Three cellulosomal GHs from Acetivibrio thermocellus (AtCel8A, AtCel9R, and AtXyn11A), were selected to generate a library of 12 distinct multienzyme JoIn based complexes. They were successfully produced, purified, and characterized on a range of soluble and lignocellulosic substrates. Small-angle X-ray scattering and mass spectrometry analyses were combined to correlate enzyme topology and inter-enzyme spatial arrangement with soluble oligosaccharide release profiles. Spatial layout dependent differences in catalytic behavior and product distributions were observed, demonstrating that spatial constraints imposed directly influence enzymatic performance. Collectively, these results demonstrate that structure-function relationships can be systematically investigated using the JoIn system, although such relationships are more complex than initially anticipated and cannot be explained solely by enzyme proximity.

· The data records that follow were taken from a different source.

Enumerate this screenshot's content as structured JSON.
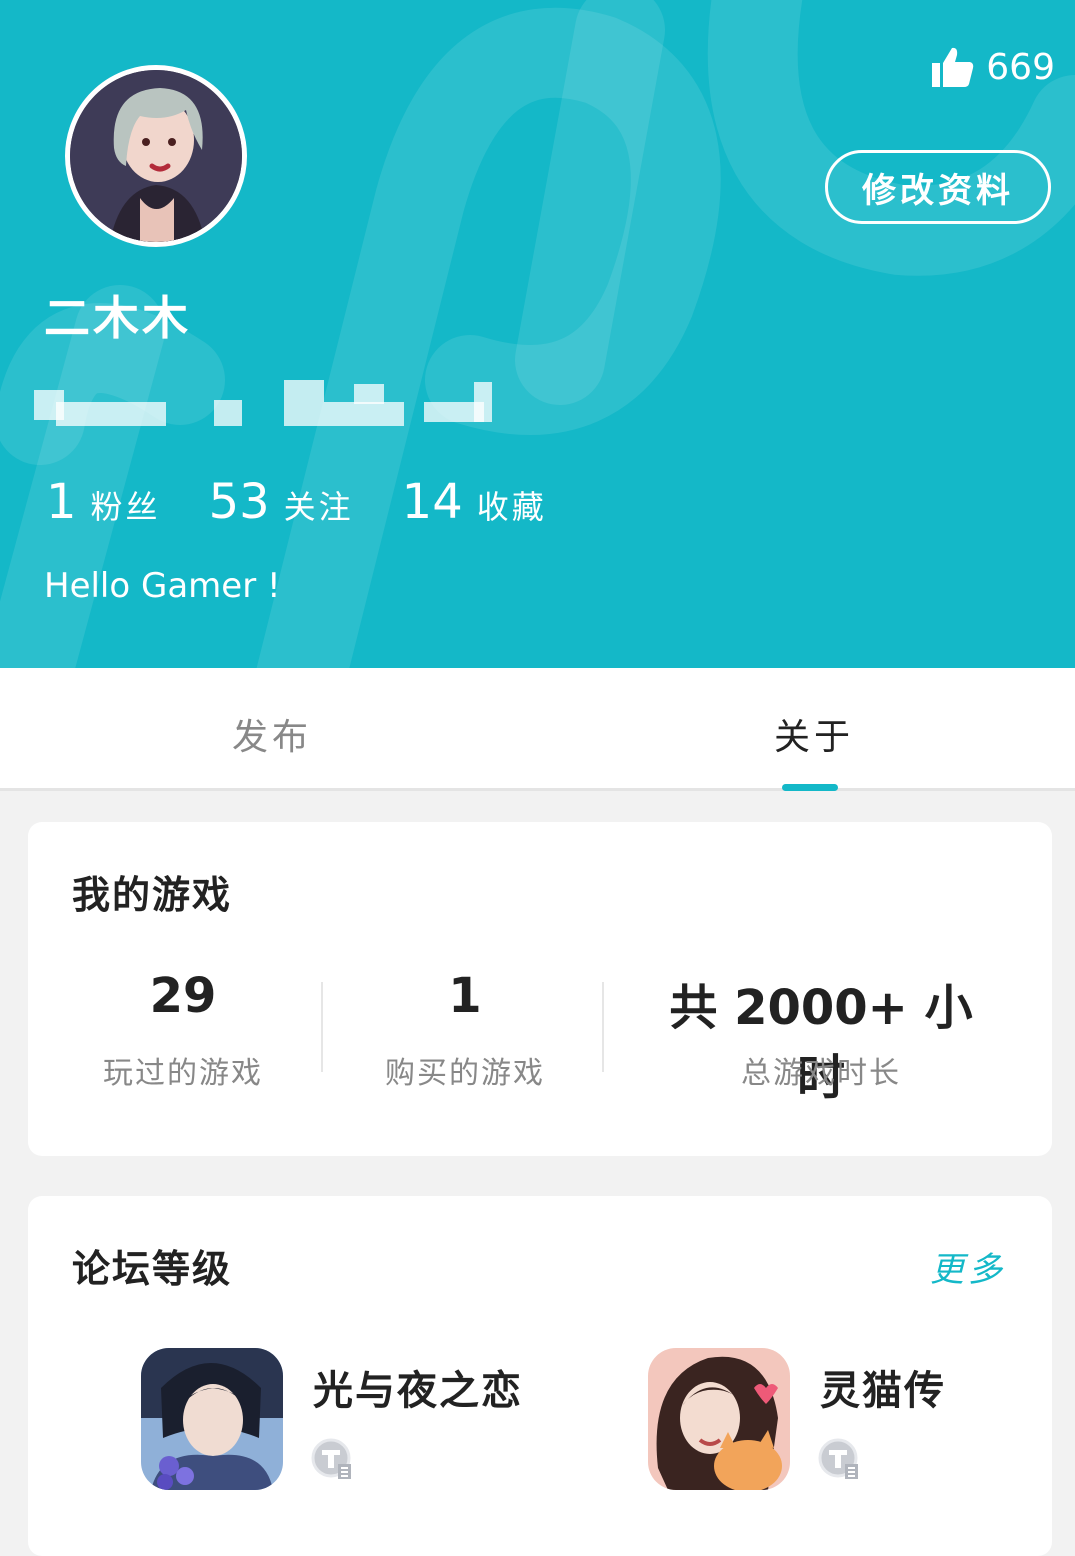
{
  "header": {
    "username": "二木木",
    "likes": "669",
    "edit_button": "修改资料",
    "stats": [
      {
        "value": "1",
        "label": "粉丝"
      },
      {
        "value": "53",
        "label": "关注"
      },
      {
        "value": "14",
        "label": "收藏"
      }
    ],
    "bio": "Hello Gamer !",
    "accent_color": "#14b8c8"
  },
  "tabs": [
    {
      "label": "发布",
      "active": false
    },
    {
      "label": "关于",
      "active": true
    }
  ],
  "my_games": {
    "title": "我的游戏",
    "stats": [
      {
        "value": "29",
        "label": "玩过的游戏"
      },
      {
        "value": "1",
        "label": "购买的游戏"
      },
      {
        "value": "共 2000+ 小时",
        "label": "总游戏时长"
      }
    ]
  },
  "forum_level": {
    "title": "论坛等级",
    "more": "更多",
    "games": [
      {
        "name": "光与夜之恋",
        "icon": "game-icon-guangyuye"
      },
      {
        "name": "灵猫传",
        "icon": "game-icon-lingmaozhuan"
      }
    ]
  }
}
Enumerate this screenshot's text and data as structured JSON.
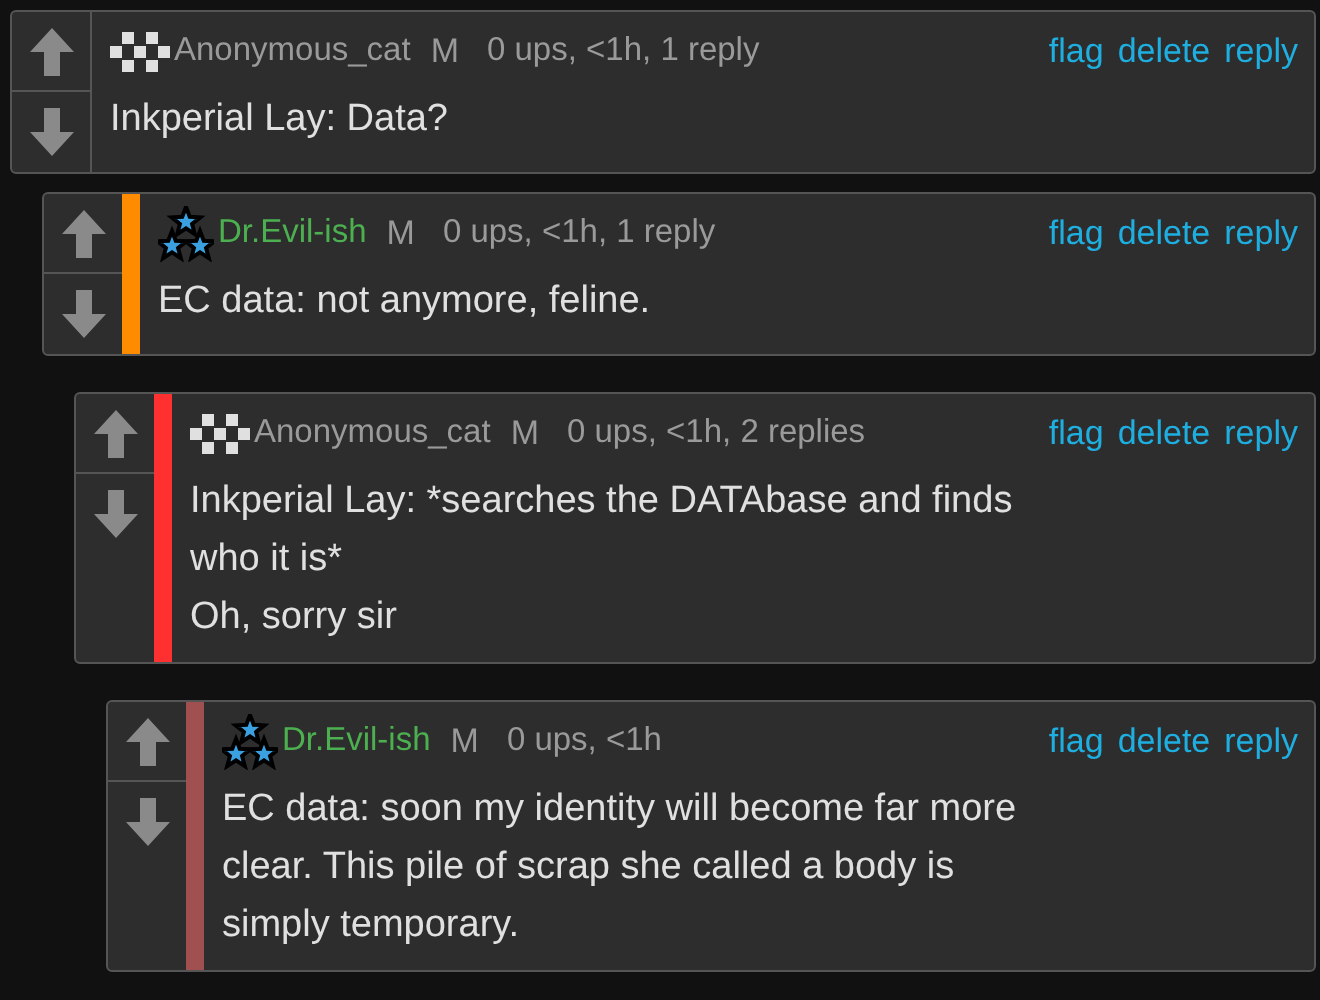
{
  "comments": [
    {
      "avatar": {
        "kind": "checker"
      },
      "user": {
        "name": "Anonymous_cat",
        "color": "#9a9a9a"
      },
      "badge": "M",
      "stats": "0 ups, <1h, 1 reply",
      "actions": [
        "flag",
        "delete",
        "reply"
      ],
      "lines": [
        "Inkperial Lay: Data?"
      ],
      "children": [
        {
          "avatar": {
            "kind": "stars"
          },
          "user": {
            "name": "Dr.Evil-ish",
            "color": "#4caf50"
          },
          "badge": "M",
          "stats": "0 ups, <1h, 1 reply",
          "actions": [
            "flag",
            "delete",
            "reply"
          ],
          "bar": {
            "color": "#ff8c00"
          },
          "lines": [
            "EC data: not anymore, feline."
          ],
          "children": [
            {
              "avatar": {
                "kind": "checker"
              },
              "user": {
                "name": "Anonymous_cat",
                "color": "#9a9a9a"
              },
              "badge": "M",
              "stats": "0 ups, <1h, 2 replies",
              "actions": [
                "flag",
                "delete",
                "reply"
              ],
              "bar": {
                "color": "#ff3030"
              },
              "lines": [
                "Inkperial Lay: *searches the DATAbase and finds",
                "who it is*",
                "Oh, sorry sir"
              ],
              "children": [
                {
                  "avatar": {
                    "kind": "stars"
                  },
                  "user": {
                    "name": "Dr.Evil-ish",
                    "color": "#4caf50"
                  },
                  "badge": "M",
                  "stats": "0 ups, <1h",
                  "actions": [
                    "flag",
                    "delete",
                    "reply"
                  ],
                  "bar": {
                    "color": "#a05050"
                  },
                  "lines": [
                    "EC data: soon my identity will become far more",
                    "clear. This pile of scrap she called a body is",
                    "simply temporary."
                  ]
                }
              ]
            }
          ]
        }
      ]
    }
  ]
}
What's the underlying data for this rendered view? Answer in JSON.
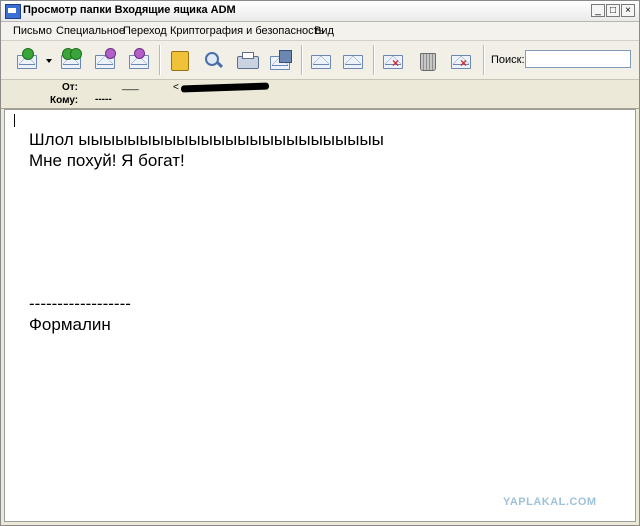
{
  "window": {
    "title": "Просмотр папки Входящие ящика ADM",
    "minimize_glyph": "_",
    "maximize_glyph": "□",
    "close_glyph": "×"
  },
  "menu": [
    "Письмо",
    "Специальное",
    "Переход",
    "Криптография и безопасность",
    "Вид"
  ],
  "toolbar": {
    "buttons": [
      "get-mail-icon",
      "reply-all-icon",
      "forward-icon",
      "reply-icon",
      "address-book-icon",
      "find-icon",
      "print-icon",
      "save-icon",
      "move-up-icon",
      "move-down-icon",
      "mark-spam-icon",
      "trash-icon",
      "delete-icon"
    ],
    "search_label": "Поиск:",
    "search_value": ""
  },
  "header": {
    "from_label": "От:",
    "from_value": "___",
    "from_address": "<",
    "to_label": "Кому:",
    "to_value": "-----"
  },
  "message": {
    "lines": [
      "Шлол ыыыыыыыыыыыыыыыыыыыыыыыыы",
      "Мне похуй! Я богат!",
      "------------------",
      "Формалин"
    ]
  },
  "watermark": "YAPLAKAL.COM"
}
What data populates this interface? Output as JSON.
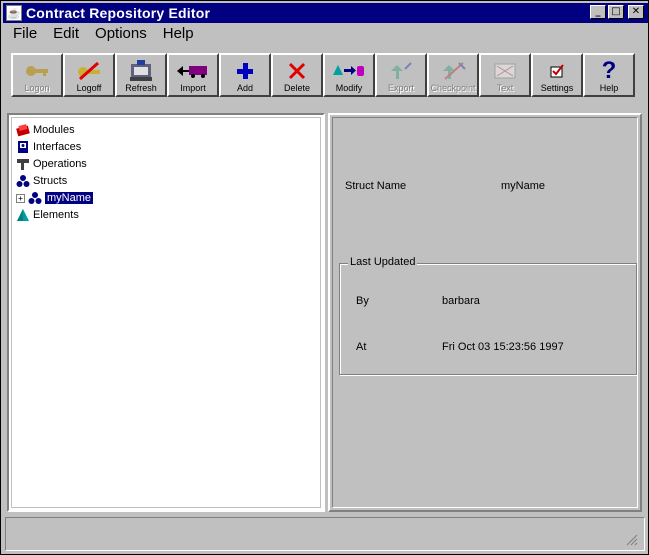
{
  "window": {
    "title": "Contract Repository Editor"
  },
  "menu": [
    "File",
    "Edit",
    "Options",
    "Help"
  ],
  "toolbar": [
    {
      "label": "Logon",
      "icon": "key-icon",
      "enabled": false
    },
    {
      "label": "Logoff",
      "icon": "key-cancel-icon",
      "enabled": true
    },
    {
      "label": "Refresh",
      "icon": "refresh-icon",
      "enabled": true
    },
    {
      "label": "Import",
      "icon": "import-truck-icon",
      "enabled": true
    },
    {
      "label": "Add",
      "icon": "plus-icon",
      "enabled": true
    },
    {
      "label": "Delete",
      "icon": "x-icon",
      "enabled": true
    },
    {
      "label": "Modify",
      "icon": "modify-icon",
      "enabled": true
    },
    {
      "label": "Export",
      "icon": "export-icon",
      "enabled": false
    },
    {
      "label": "Checkpoint",
      "icon": "checkpoint-icon",
      "enabled": false
    },
    {
      "label": "Text",
      "icon": "text-icon",
      "enabled": false
    },
    {
      "label": "Settings",
      "icon": "settings-icon",
      "enabled": true
    },
    {
      "label": "Help",
      "icon": "question-icon",
      "enabled": true
    }
  ],
  "tree": [
    {
      "label": "Modules",
      "icon": "modules-icon",
      "selected": false
    },
    {
      "label": "Interfaces",
      "icon": "interfaces-icon",
      "selected": false
    },
    {
      "label": "Operations",
      "icon": "operations-icon",
      "selected": false
    },
    {
      "label": "Structs",
      "icon": "structs-icon",
      "selected": false
    },
    {
      "label": "myName",
      "icon": "struct-icon",
      "selected": true,
      "expander": "+"
    },
    {
      "label": "Elements",
      "icon": "elements-icon",
      "selected": false
    }
  ],
  "detail": {
    "struct_name_label": "Struct Name",
    "struct_name_value": "myName",
    "last_updated_title": "Last Updated",
    "by_label": "By",
    "by_value": "barbara",
    "at_label": "At",
    "at_value": "Fri Oct 03 15:23:56  1997"
  },
  "colors": {
    "titlebar": "#000080",
    "selection": "#000080",
    "face": "#c0c0c0"
  }
}
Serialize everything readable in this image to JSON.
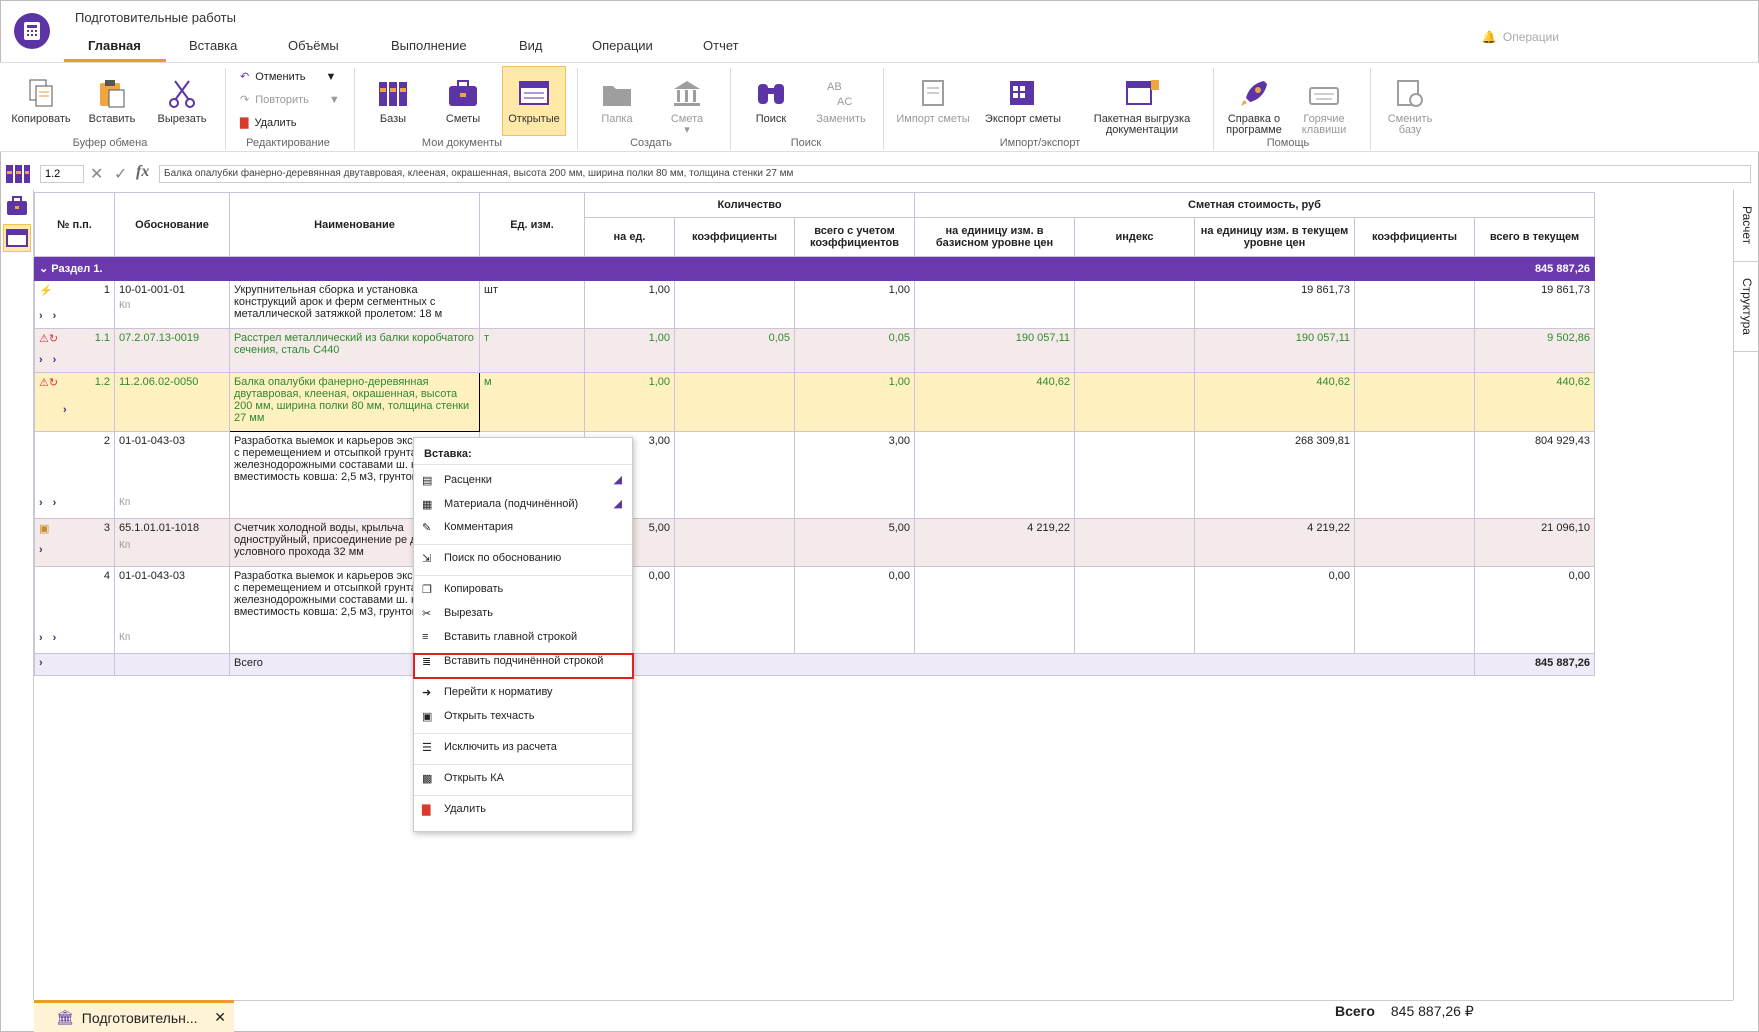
{
  "app": {
    "title": "Подготовительные работы",
    "operations": "Операции"
  },
  "tabs": [
    "Главная",
    "Вставка",
    "Объёмы",
    "Выполнение",
    "Вид",
    "Операции",
    "Отчет"
  ],
  "ribbon": {
    "copy": "Копировать",
    "paste": "Вставить",
    "cut": "Вырезать",
    "clipboard_group": "Буфер обмена",
    "undo": "Отменить",
    "redo": "Повторить",
    "delete": "Удалить",
    "edit_group": "Редактирование",
    "bases": "Базы",
    "estimates": "Сметы",
    "open": "Открытые",
    "docs_group": "Мои документы",
    "folder": "Папка",
    "estimate": "Смета",
    "create_group": "Создать",
    "search": "Поиск",
    "replace": "Заменить",
    "search_group": "Поиск",
    "import": "Импорт сметы",
    "export": "Экспорт сметы",
    "batch1": "Пакетная выгрузка",
    "batch2": "документации",
    "ie_group": "Импорт/экспорт",
    "help1": "Справка о",
    "help2": "программе",
    "hot1": "Горячие",
    "hot2": "клавиши",
    "help_group": "Помощь",
    "change1": "Сменить",
    "change2": "базу"
  },
  "formula": {
    "ref": "1.2",
    "text": "Балка опалубки фанерно-деревянная двутавровая, клееная, окрашенная, высота 200 мм, ширина полки 80 мм, толщина стенки 27 мм"
  },
  "side": {
    "calc": "Расчет",
    "struct": "Структура"
  },
  "headers": {
    "num": "№ п.п.",
    "basis": "Обоснование",
    "name": "Наименование",
    "unit": "Ед. изм.",
    "qty": "Количество",
    "per_unit": "на ед.",
    "coef": "коэффициенты",
    "total_coef": "всего с учетом коэффициентов",
    "cost": "Сметная стоимость, руб",
    "unit_base": "на единицу изм. в базисном уровне цен",
    "index": "индекс",
    "unit_cur": "на единицу изм. в текущем уровне цен",
    "coef2": "коэффициенты",
    "total_cur": "всего в текущем"
  },
  "section": {
    "label": "Раздел 1.",
    "total": "845 887,26"
  },
  "rows": [
    {
      "n": "1",
      "basis": "10-01-001-01",
      "name": "Укрупнительная сборка и установка конструкций арок и ферм сегментных с металлической затяжкой пролетом: 18 м",
      "unit": "шт",
      "pu": "1,00",
      "coef": "",
      "tc": "1,00",
      "ub": "",
      "idx": "",
      "uc": "19 861,73",
      "c2": "",
      "tot": "19 861,73"
    },
    {
      "n": "1.1",
      "basis": "07.2.07.13-0019",
      "name": "Расстрел металлический из балки коробчатого сечения, сталь С440",
      "unit": "т",
      "pu": "1,00",
      "coef": "0,05",
      "tc": "0,05",
      "ub": "190 057,11",
      "idx": "",
      "uc": "190 057,11",
      "c2": "",
      "tot": "9 502,86"
    },
    {
      "n": "1.2",
      "basis": "11.2.06.02-0050",
      "name": "Балка опалубки фанерно-деревянная двутавровая, клееная, окрашенная, высота 200 мм, ширина полки 80 мм, толщина стенки 27 мм",
      "unit": "м",
      "pu": "1,00",
      "coef": "",
      "tc": "1,00",
      "ub": "440,62",
      "idx": "",
      "uc": "440,62",
      "c2": "",
      "tot": "440,62"
    },
    {
      "n": "2",
      "basis": "01-01-043-03",
      "name": "Разработка выемок и карьеров экскаваторами с перемещением и отсыпкой грунта в насыпи железнодорожными составами ш. колеи, вместимость ковша: 2,5 м3, грунтов 3",
      "unit": "",
      "pu": "3,00",
      "coef": "",
      "tc": "3,00",
      "ub": "",
      "idx": "",
      "uc": "268 309,81",
      "c2": "",
      "tot": "804 929,43"
    },
    {
      "n": "3",
      "basis": "65.1.01.01-1018",
      "name": "Счетчик холодной воды, крыльча одноструйный, присоединение ре диаметр условного прохода 32 мм",
      "unit": "",
      "pu": "5,00",
      "coef": "",
      "tc": "5,00",
      "ub": "4 219,22",
      "idx": "",
      "uc": "4 219,22",
      "c2": "",
      "tot": "21 096,10"
    },
    {
      "n": "4",
      "basis": "01-01-043-03",
      "name": "Разработка выемок и карьеров экскаваторами с перемещением и отсыпкой грунта в насыпи железнодорожными составами ш. колеи, вместимость ковша: 2,5 м3, грунтов 3",
      "unit": "",
      "pu": "0,00",
      "coef": "",
      "tc": "0,00",
      "ub": "",
      "idx": "",
      "uc": "0,00",
      "c2": "",
      "tot": "0,00"
    }
  ],
  "kp": "Кп",
  "total_row": {
    "label": "Всего",
    "value": "845 887,26"
  },
  "menu": {
    "header": "Вставка:",
    "items": [
      "Расценки",
      "Материала (подчинённой)",
      "Комментария",
      "Поиск по обоснованию",
      "Копировать",
      "Вырезать",
      "Вставить главной строкой",
      "Вставить подчинённой строкой",
      "Перейти к нормативу",
      "Открыть техчасть",
      "Исключить из расчета",
      "Открыть КА",
      "Удалить"
    ]
  },
  "bottom": {
    "doc": "Подготовительн...",
    "total_label": "Всего",
    "total_value": "845 887,26 ₽"
  }
}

In parallel, engineering of the Jo/In pair was performed to expand the number of accessible spatial configurations and better approximate the architectural complexity of designer cellulosomes. Although no fully orthogonal pair was identified, the study provides new insights into the molecular determinants governing Jo/In partner recognition.
Overall, this work expands current understanding of the JoIn platform and, through a multidisciplinary and systematic approach, advances knowledge on the design of synthetic multienzyme assemblies. The results highlight the central role of spatial topology as a key parameter governing multienzyme biocatalysis and establish a framework for rationally engineering programmable enzyme complexes.